No, it looks like bird-feeder overflow that somebody stepped on. I suppose “Bird Feeder Overflow Skeet!” didn’t have as much cow bell as “LivBar Blueberry Vanilla Kale”.
It smells great. Didn’t see any fingerprints, so we’re not able to confirm the ‘hand made’ claim on the packaging. Here goes:
Kinda weird. You’re shocked, I’m sure. Upfront, you get a nose full of blueberries and vanilla, and it’s kind of crunchy and sweet, but the aftertaste reminds me of a North Coast tea shop frequented by aging hemp-clad hippies. The littler seed stick in my teeth.
Verdict: Not bad, exactly, but I’m not dying for another one. I think we’ll run the experiment: how long will the remaining skeet last, in their little heap on the counter upstairs? Being mostly guys and programmers here, my money’s on: until almost everything else is gone.
Now that I’ve eaten almost all of it, Bernie is starting to sound reasonable. What’s IN these things?!?

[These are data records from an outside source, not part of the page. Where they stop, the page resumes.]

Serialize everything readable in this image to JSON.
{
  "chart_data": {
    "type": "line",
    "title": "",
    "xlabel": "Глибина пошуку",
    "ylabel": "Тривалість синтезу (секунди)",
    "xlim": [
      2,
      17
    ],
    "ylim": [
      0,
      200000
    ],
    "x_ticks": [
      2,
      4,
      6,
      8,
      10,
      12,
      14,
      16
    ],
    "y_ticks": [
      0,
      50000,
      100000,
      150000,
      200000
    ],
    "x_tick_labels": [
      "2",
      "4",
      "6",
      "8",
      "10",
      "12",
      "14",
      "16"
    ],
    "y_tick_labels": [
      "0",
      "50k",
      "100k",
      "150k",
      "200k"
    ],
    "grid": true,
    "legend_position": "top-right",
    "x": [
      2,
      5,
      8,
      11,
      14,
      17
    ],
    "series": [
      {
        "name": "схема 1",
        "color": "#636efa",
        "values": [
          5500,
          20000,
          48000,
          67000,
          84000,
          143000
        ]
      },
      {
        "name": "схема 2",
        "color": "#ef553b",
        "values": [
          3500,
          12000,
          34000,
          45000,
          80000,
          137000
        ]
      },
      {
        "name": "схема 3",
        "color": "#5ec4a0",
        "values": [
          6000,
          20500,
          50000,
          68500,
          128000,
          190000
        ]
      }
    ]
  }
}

Erf.. “LivBar”? My mind is… well, sleep is called for. A fast scroll and I ‘saw’ “LiveBait.”
😉 Shocking update: there are only 5 LivBars left! It’s possible somebody else is actually eating them?
On the plus side, there are a couple dozen puffy day-glo packages of seaweed-based snacks that seem to have gone a week now without anyone touching them. I’m not opposed to seaweed snacks in principle, but the virtue-signalling on the packaging makes we want to go grab a burger made from GMO cows fed GMO corn on a chemically soaked feedlot under smog-colored skies. Ya know?
I do indeed. I live around Portland, Oregon, and I live with that desire EVERYWHERE. I find I actually like a decent amount of the ‘health foods’ as long as they don’t have kale’s objectionable texture, but the preening self-righteousness that comes with the food’s pedigree makes me long for more GMO products, just for the head explosions.